Digital twin research brings this problem into technical focus. Li and colleagues’ concept of Digital Twin Federation is especially useful because it refuses the fantasy of one total urban model. Mobility systems are distributed across infrastructures, platforms, behaviours, sensors, institutions and temporal scales. Their twins must be federated rather than monolithic. The inclusion of human-in-the-loop architecture is crucial. It recognises that urban mobility cannot be governed by automated representation alone. Stakeholder judgment, behavioural uncertainty and public deliberation must remain inside the model. Nag and colleagues’ review of transport digital twins sharpens this through classification. Many systems described as digital twins are actually digital models or digital shadows. A model represents. A shadow receives data. A twin requires interaction, connection, service and feedback. HybridLegibility becomes relevant here because the urban twin must be legible to both technical systems and public actors. If a twin can be understood only by specialists, it risks becoming another opaque instrument of governance. If it is simplified only for public display, it may become symbolic theatre. The challenge is hybrid readability.
Belonging complicates the digital frame. Urban mobility is never simply the ability to move. It is the ability to remain connected to meaningful places, relationships and routines. Willcocks-Musselman and colleagues’ work on place attachment and managed retreat shows that relocation, climate adaptation and movement involve identity, affect, continuity and loss. Pinkster and Loomans’ account of urban belonging as place-based affect extends this to everyday city life. Belonging is made through repeated encounters, social recognition, atmosphere, memory and the ordinary permission to inhabit.

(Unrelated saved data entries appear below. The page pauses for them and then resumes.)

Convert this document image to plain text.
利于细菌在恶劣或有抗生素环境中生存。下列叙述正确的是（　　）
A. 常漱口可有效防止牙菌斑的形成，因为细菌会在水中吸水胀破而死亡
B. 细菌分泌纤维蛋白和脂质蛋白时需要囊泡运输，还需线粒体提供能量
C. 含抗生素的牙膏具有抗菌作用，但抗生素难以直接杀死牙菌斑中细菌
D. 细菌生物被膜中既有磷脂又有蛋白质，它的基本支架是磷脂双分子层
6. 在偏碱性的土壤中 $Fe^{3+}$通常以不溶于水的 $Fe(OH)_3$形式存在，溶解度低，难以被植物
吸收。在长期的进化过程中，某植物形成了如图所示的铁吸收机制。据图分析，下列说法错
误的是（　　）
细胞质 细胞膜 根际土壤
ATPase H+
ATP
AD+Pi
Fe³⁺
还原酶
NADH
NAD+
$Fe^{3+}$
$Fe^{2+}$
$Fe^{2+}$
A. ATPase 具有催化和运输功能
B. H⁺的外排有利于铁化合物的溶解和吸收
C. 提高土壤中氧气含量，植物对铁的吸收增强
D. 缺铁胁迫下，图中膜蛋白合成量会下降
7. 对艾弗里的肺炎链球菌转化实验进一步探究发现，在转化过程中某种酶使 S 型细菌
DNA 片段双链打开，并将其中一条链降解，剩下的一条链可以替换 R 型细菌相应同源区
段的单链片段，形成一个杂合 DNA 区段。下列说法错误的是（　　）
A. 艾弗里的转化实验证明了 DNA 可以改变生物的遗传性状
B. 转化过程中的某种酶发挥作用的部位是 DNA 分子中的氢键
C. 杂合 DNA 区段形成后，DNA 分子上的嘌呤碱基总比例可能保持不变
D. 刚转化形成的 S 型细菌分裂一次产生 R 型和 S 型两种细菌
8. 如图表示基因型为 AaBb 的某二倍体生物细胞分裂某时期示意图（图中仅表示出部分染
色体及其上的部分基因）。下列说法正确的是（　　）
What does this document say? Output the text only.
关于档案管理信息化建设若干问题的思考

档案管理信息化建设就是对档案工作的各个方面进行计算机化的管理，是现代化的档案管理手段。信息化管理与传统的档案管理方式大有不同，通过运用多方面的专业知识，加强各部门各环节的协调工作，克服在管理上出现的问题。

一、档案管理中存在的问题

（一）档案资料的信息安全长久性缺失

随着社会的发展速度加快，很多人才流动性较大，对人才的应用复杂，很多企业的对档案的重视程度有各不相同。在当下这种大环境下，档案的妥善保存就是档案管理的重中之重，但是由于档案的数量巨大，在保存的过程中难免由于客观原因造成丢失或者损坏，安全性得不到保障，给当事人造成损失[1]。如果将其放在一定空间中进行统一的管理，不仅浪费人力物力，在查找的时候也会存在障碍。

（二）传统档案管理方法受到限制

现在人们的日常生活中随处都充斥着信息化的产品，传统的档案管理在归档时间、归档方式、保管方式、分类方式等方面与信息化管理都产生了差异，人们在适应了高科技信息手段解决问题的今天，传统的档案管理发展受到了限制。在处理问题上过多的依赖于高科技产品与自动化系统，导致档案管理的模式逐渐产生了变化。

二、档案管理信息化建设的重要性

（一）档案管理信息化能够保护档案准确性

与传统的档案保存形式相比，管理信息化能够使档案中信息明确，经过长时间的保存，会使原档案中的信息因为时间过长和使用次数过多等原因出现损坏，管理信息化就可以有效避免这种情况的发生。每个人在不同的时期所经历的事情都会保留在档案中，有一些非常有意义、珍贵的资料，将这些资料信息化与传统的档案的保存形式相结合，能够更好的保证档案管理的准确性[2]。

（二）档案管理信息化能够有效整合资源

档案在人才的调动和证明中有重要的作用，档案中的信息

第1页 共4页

PublicSyntax, as secondary operator, names the shared grammar required for mobility systems to become civic. A city’s mobility language cannot remain trapped in technical indicators. It must translate accessibility, waiting time, service gaps, transport poverty, digital exclusion, safety, care journeys and attachment into terms that can be publicly debated. Sustainable Urban Mobility Plans are important because they try to make mobility procedural: diagnosis, vision, indicators, measures, implementation, monitoring and review become part of one public cycle. This is not glamorous, but it is structurally important. Civic mobility depends on procedure as much as innovation. Smart-city inclusion research warns against rhetorical inclusion. Kolotouchkina, Ripoll González and Belabas show that smart cities often reproduce inequalities through digital access, literacy, age, disability and institutional participation gaps. UN-Habitat’s smart-city outlook similarly reorients smartness toward public value, human rights, standards, governance and ethical data infrastructures. Inclusion is not an added chapter after technical deployment. It must shape the architecture of the system. SitePaper, as secondary operator, connects this back to Socioplastics. A site is not only a physical location; it can also be a document with coordinates, a text that situates a problem, a paper that anchors a field. Digital twins often fail because they abstract place into system performance. SitePaper insists that every model must remain attached to situated evidence. A mobility twin must know where it stands: which city, which climate, which population, which institutional capacity, which histories of exclusion.
For Socioplastics, DualAddress also describes the corpus itself. At 6K, the field is written for human readers and machine systems. It is public text and technical trace, essay and index, archive and signal. This reader therefore acts as a mirror. A digital twin of mobility and a distributed textual corpus share the same problem: how to become legible across systems without losing embodied complexity. The answer is not to reject modelling. The answer is to make modelling accountable to belonging.